Bridging Generative and Discriminative Models for Unified Visual Perception with Diffusion Priors
Shiyin Dong, Mingrui Zhu, Kun Cheng, Nannan Wang, Xinbo Gao
TL;DR
This work tackles the challenge of repurposing diffusion priors for perception tasks that require different semantic granularities. It introduces Vermouth, a lightweight framework that freezes a pre-trained Stable Diffusion backbone, uses a U-head to fuse multi-granularity latent features across diffusion time steps $t$ and SD stages, and integrates discriminative priors via an Adapted-Expert guided by BLIP captions and CLIP embeddings. By evaluating on zero-shot sketch-based image retrieval, open-vocabulary semantic segmentation, and few-shot classification, Vermouth demonstrates strong, task-agnostic representations with a small trainable footprint, highlighting diffusion priors as versatile learners for perception. The approach offers a practical blueprint for leveraging diffusion models in discriminative tasks without heavy decoders and points to broader opportunities for diffusion-based perception research.
Abstract
The remarkable prowess of diffusion models in image generation has spurred efforts to extend their application beyond generative tasks. However, a persistent challenge exists in lacking a unified approach to apply diffusion models to visual perception tasks with diverse semantic granularity requirements. Our purpose is to establish a unified visual perception framework, capitalizing on the potential synergies between generative and discriminative models. In this paper, we propose Vermouth, a simple yet effective framework comprising a pre-trained Stable Diffusion (SD) model containing rich generative priors, a unified head (U-head) capable of integrating hierarchical representations, and an adapted expert providing discriminative priors. Comprehensive investigations unveil potential characteristics of Vermouth, such as varying granularity of perception concealed in latent variables at distinct time steps and various U-net stages. We emphasize that there is no necessity for incorporating a heavyweight or intricate decoder to transform diffusion models into potent representation learners.
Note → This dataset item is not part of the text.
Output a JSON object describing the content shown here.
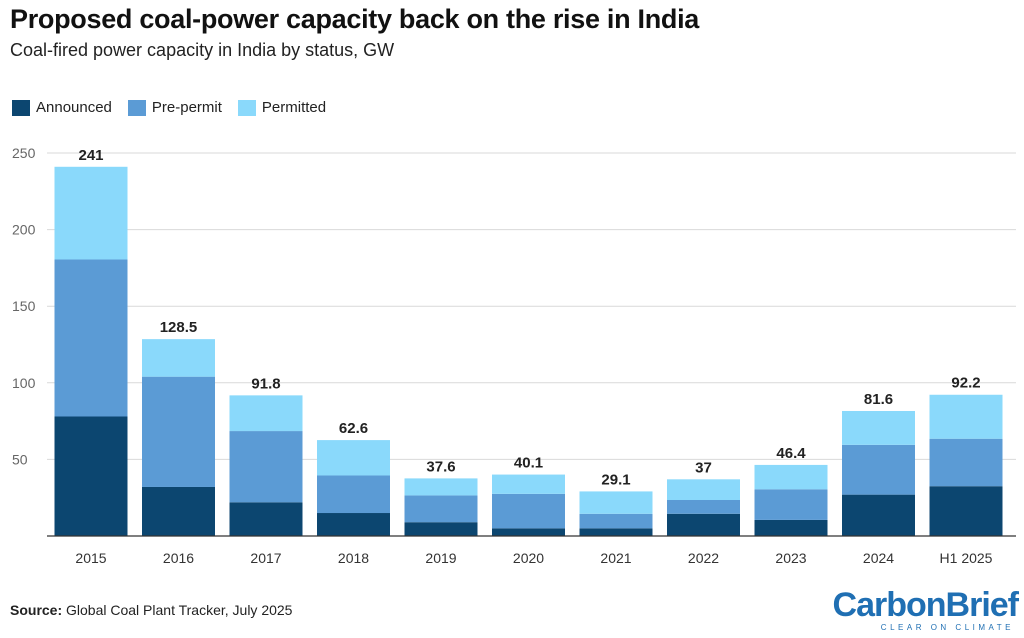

Extensive comparative evaluations against tailored discriminative models showcase the efficacy of our approach on zero-shot sketch-based image retrieval (ZS-SBIR), few-shot classification, and open-vocabulary semantic segmentation tasks. The promising results demonstrate the potential of diffusion models as formidable learners, establishing their significance in furnishing informative and robust visual representations.